“But it is because you are a sinner that Heaven denies you its blessing.”
“No—no, a thousand times no!” cried Miriam. “No god has ever troubled himself about me. And if I am not good, why should I be when nothing but evil ever has fallen to my share? Do you know who I am and how I became so? I was wicked, perhaps, when both my parents were slain in their pilgrimage hither? Why, I was then no more than six years old, and what is a child of that age? But still I very well remember that there were many camels grazing near our house, and horses too that belonged to us, and that on a hand that often caressed me—it was my mother’s hand—a large jewel shone. I had a black slave too that obeyed me; when she and I did not agree I used to hang on to her grey woolly hair and beat her. Who knows what may have become of her? I did not love her, but if I had her now, how kind I would be to her.
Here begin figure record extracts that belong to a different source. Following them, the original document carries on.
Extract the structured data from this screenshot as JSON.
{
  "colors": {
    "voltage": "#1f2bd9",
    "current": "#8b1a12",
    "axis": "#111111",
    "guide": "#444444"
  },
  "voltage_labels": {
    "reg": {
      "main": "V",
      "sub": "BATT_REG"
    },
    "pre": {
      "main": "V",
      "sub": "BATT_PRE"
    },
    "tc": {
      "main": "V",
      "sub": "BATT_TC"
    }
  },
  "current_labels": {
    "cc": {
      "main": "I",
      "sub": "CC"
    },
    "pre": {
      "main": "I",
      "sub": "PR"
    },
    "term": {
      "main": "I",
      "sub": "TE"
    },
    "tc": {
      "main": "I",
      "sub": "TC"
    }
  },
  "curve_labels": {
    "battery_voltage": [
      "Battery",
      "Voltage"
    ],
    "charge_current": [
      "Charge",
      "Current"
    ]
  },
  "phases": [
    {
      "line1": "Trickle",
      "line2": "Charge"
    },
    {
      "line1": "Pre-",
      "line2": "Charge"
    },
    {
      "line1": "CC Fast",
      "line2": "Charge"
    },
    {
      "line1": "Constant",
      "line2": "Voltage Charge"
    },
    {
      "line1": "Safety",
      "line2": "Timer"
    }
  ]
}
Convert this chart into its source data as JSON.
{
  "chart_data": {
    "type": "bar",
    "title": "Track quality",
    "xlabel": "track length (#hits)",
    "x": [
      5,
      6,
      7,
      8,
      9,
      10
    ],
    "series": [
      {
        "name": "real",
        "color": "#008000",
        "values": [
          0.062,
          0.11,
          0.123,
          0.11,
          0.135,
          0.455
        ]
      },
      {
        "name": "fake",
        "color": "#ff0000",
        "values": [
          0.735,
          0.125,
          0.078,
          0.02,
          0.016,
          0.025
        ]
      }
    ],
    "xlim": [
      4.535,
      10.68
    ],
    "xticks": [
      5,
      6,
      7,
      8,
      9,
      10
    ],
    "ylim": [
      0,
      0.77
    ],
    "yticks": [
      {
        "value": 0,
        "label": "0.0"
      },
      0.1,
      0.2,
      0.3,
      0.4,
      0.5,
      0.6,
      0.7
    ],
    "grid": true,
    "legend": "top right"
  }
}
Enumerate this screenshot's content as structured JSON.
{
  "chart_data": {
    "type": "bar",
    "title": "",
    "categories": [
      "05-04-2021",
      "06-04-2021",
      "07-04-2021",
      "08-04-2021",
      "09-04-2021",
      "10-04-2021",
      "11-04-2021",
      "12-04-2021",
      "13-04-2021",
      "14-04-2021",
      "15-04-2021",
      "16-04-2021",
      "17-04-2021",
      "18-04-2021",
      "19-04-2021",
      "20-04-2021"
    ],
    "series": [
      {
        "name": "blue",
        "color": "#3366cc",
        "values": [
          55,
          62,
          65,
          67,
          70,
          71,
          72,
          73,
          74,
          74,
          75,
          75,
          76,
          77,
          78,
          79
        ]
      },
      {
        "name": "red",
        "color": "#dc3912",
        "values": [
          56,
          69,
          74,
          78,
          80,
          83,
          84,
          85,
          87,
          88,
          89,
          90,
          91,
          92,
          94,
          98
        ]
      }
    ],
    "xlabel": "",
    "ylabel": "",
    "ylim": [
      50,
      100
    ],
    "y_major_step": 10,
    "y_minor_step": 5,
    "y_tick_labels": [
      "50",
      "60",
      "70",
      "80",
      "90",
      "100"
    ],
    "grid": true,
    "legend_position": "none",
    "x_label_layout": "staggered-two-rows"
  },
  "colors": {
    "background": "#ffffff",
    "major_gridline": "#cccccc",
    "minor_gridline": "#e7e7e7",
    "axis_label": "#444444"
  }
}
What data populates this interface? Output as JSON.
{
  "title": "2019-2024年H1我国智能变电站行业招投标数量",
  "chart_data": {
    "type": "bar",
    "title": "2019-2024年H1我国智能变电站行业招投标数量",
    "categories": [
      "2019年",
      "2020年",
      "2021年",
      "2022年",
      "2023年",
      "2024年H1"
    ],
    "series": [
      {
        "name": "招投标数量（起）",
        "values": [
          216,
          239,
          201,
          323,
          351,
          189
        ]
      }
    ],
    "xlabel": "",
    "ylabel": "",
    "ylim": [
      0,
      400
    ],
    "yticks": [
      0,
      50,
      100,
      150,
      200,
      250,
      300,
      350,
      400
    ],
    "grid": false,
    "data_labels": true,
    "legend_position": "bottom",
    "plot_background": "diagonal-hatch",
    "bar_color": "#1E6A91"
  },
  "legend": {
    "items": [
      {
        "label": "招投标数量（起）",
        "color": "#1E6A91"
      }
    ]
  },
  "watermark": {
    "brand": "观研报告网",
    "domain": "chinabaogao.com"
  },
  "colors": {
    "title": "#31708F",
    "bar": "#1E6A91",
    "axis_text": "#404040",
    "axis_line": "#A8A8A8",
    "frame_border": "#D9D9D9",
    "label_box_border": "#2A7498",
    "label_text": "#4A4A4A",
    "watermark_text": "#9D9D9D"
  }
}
And now for twelve years I myself have eaten the bread of servitude, and have kept Senator Petrus’s goats, and if I ventured to show myself at a festival among the free maidens, they would turn me out and pull the wreath out of my hair. And am I to be thankful? What for, I wonder? And pious? What god has taken any care of me? Call me an evil demon—call me so! But if Petrus and your Paulus there say that He who is up above us and who let me grow up to such a lot is good, they tell a lie. God is cruel, and it is just like Him to put it into your heart to throw stones and scare me away from your well.”
With these words she burst out into bitter sobs, and her features worked with various and passionate distortion.
Hermas felt compassion for the weeping Miriam. He had met her a hundred times and she had shown herself now haughty, now discontented, now exacting and now wrathful, but never before soft or sad. To-day, for the first time, she had opened her heart to him; the tears which disfigured her countenance gave her character a value which it had never before had in his eyes, and when he saw her weak and unhappy he felt ashamed of his hardness. He went up to her kindly and said: “You need not cry; come to the well again always, I will not prevent you.”
His deep voice sounded soft and kind as he spoke, but she sobbed more passionately than before, almost convulsively, and she tried to speak but she could not. Trembling in every slender limb, shaken with grief, and overwhelmed with sorrow, the slight shepherdess stood before him, and he felt as if he must help her. His passionate pity cut him to the heart and fettered his by no means ready tongue.
As he could find no word of comfort, he took the water-gourd in his left hand and laid his right, in which he had hitherto held it, gently on her shoulder. She started, but she let him do it; he felt her warm breath; he would have drawn back, but he felt as if he could not; he hardly knew whether she was crying or laughing while she let his hand rest on her black waving hair.